The charity behind the wildlife project believes that if four proposed nesting towers are put in place, storks will return.

Apart from a small colony in the South East of the country, the graceful creatures have disappeared from much of the UK - despite once being common.

The Countryside Regeneration Trust has recently been given planning consent by Dorset Council for a restoration project at the 92-acre Bere Marsh Farm, north of Blandford.

The plans are for the stork towers and to rebuild a two-storey mill and other dilapidated farm buildings to be used as visitor and education centres and a café.

The CRT wants to erect four separate towers to encourage white stork to breed – the towers to cost £1,500 each.

They will be built on floodplain fields near the River Stour, which experts say is an ideal site for storks to settle. The towers themselves consist of a telegraph pole with a galvanised steel basket.
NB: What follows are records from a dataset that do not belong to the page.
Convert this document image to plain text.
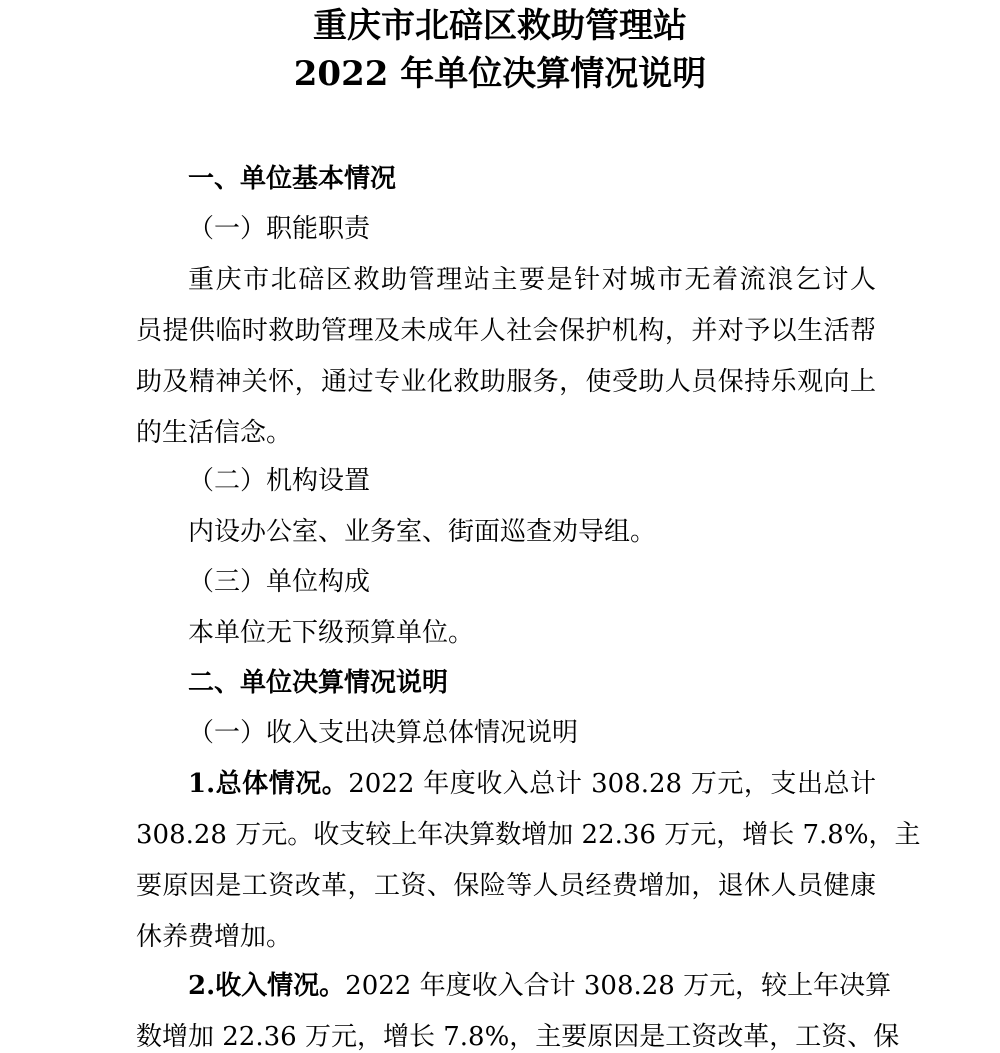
重庆市北碚区救助管理站
2022 年单位决算情况说明
一、单位基本情况
（一）职能职责
重庆市北碚区救助管理站主要是针对城市无着流浪乞讨人
员提供临时救助管理及未成年人社会保护机构，并对予以生活帮
助及精神关怀，通过专业化救助服务，使受助人员保持乐观向上
的生活信念。
（二）机构设置
内设办公室、业务室、街面巡查劝导组。
（三）单位构成
本单位无下级预算单位。
二、单位决算情况说明
（一）收入支出决算总体情况说明
1.总体情况。2022 年度收入总计 308.28 万元，支出总计
308.28 万元。收支较上年决算数增加 22.36 万元，增长 7.8%，主
要原因是工资改革，工资、保险等人员经费增加，退休人员健康
休养费增加。
2.收入情况。2022 年度收入合计 308.28 万元，较上年决算
数增加 22.36 万元，增长 7.8%，主要原因是工资改革，工资、保
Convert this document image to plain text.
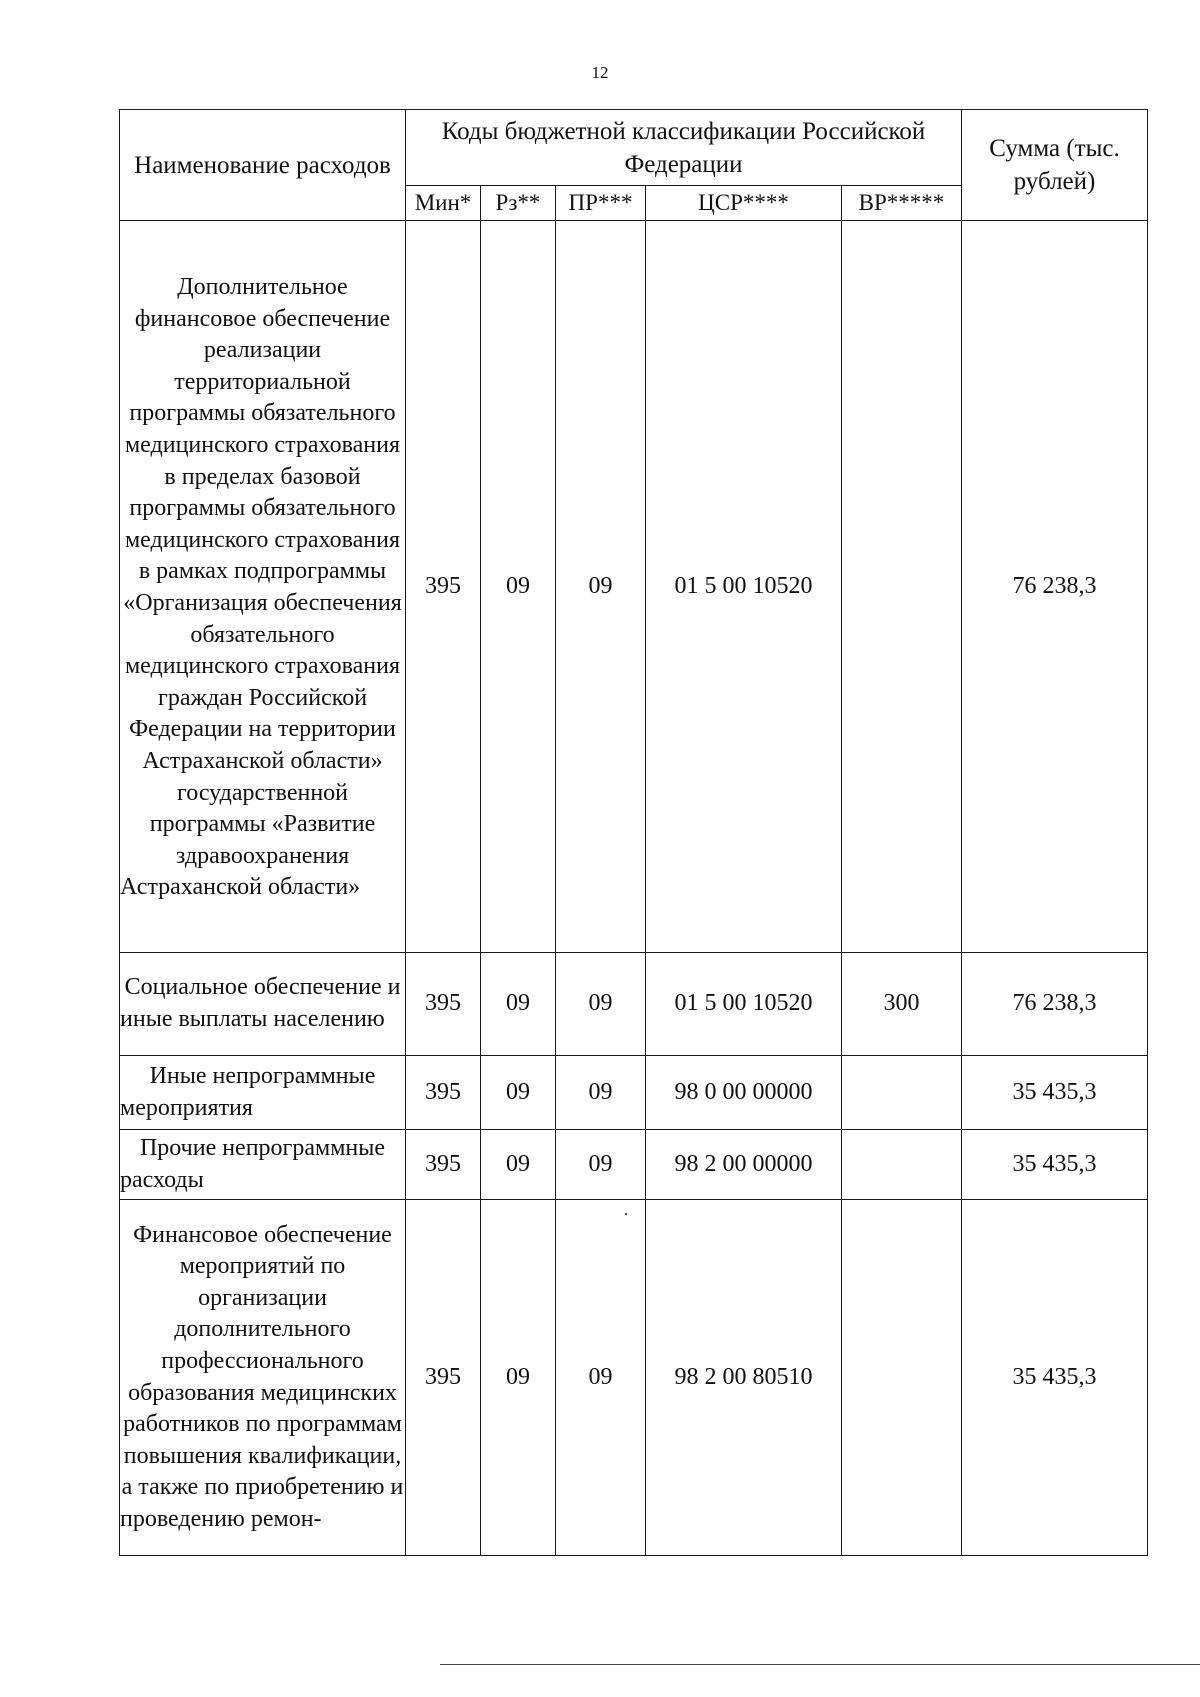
12
Наименование расходов	Коды бюджетной классификации Российской Федерации					Сумма (тыс. рублей)
	Мин*	Рз**	ПР***	ЦСР****	ВР*****	
Дополнительное финансовое обеспечение реализации территориальной программы обязательного медицинского страхования в пределах базовой программы обязательного медицинского страхования в рамках подпрограммы «Организация обеспечения обязательного медицинского страхования граждан Российской Федерации на территории Астраханской области» государственной программы «Развитие здравоохранения Астраханской области»	395	09	09	01 5 00 10520		76 238,3
Социальное обеспечение и иные выплаты населению	395	09	09	01 5 00 10520	300	76 238,3
Иные непрограммные мероприятия	395	09	09	98 0 00 00000		35 435,3
Прочие непрограммные расходы	395	09	09	98 2 00 00000		35 435,3
Финансовое обеспечение мероприятий по организации дополнительного профессионального образования медицинских работников по программам повышения квалификации, а также по приобретению и проведению ремон-	395	09	09	98 2 00 80510		35 435,3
Head of development at the trust, Hayley Neal, said: “Any local business willing to sponsor a £1,500 tower will receive its name and logo on the tower and will be included in any ongoing publicity as the projects develops.

"Plus of course, they will be contributing to the fight to increase biodiversity in the British countryside.”

“This is very much a field of dreams project where, like in the film, we have faith that if we build the ‘ballpark’ they will come…The white stork is such an emblematic species that to have them nesting in Dorset really would be incredible.

“We are looking for sponsors who want to share this dream and help us create the right environment for the white storks to arrive, she added.”

Businesses interested in backing the stork tower project should contact Hayley on h.neal@thecrt.co.uk or call on 01223 651215.

The Countryside Regeneration Trust (CRT) is steward to 2,000 acres of land across 18 properties in England. Established in 1993, it is dedicated to regenerating and protecting the countryside and its wildlife. For 30 years, is said to have proved how farming with nature in mind has increased biodiversity and sustainable food production for the benefit of all.

The CRT’s aim is for conservation improvements to be carried out alongside practical farming and land management, and to spread these aims by example and education. Bringing together tenant farmers, CRT friends and volunteers, the CRT describes itself as is  community of voices dedicated to nature-led farming.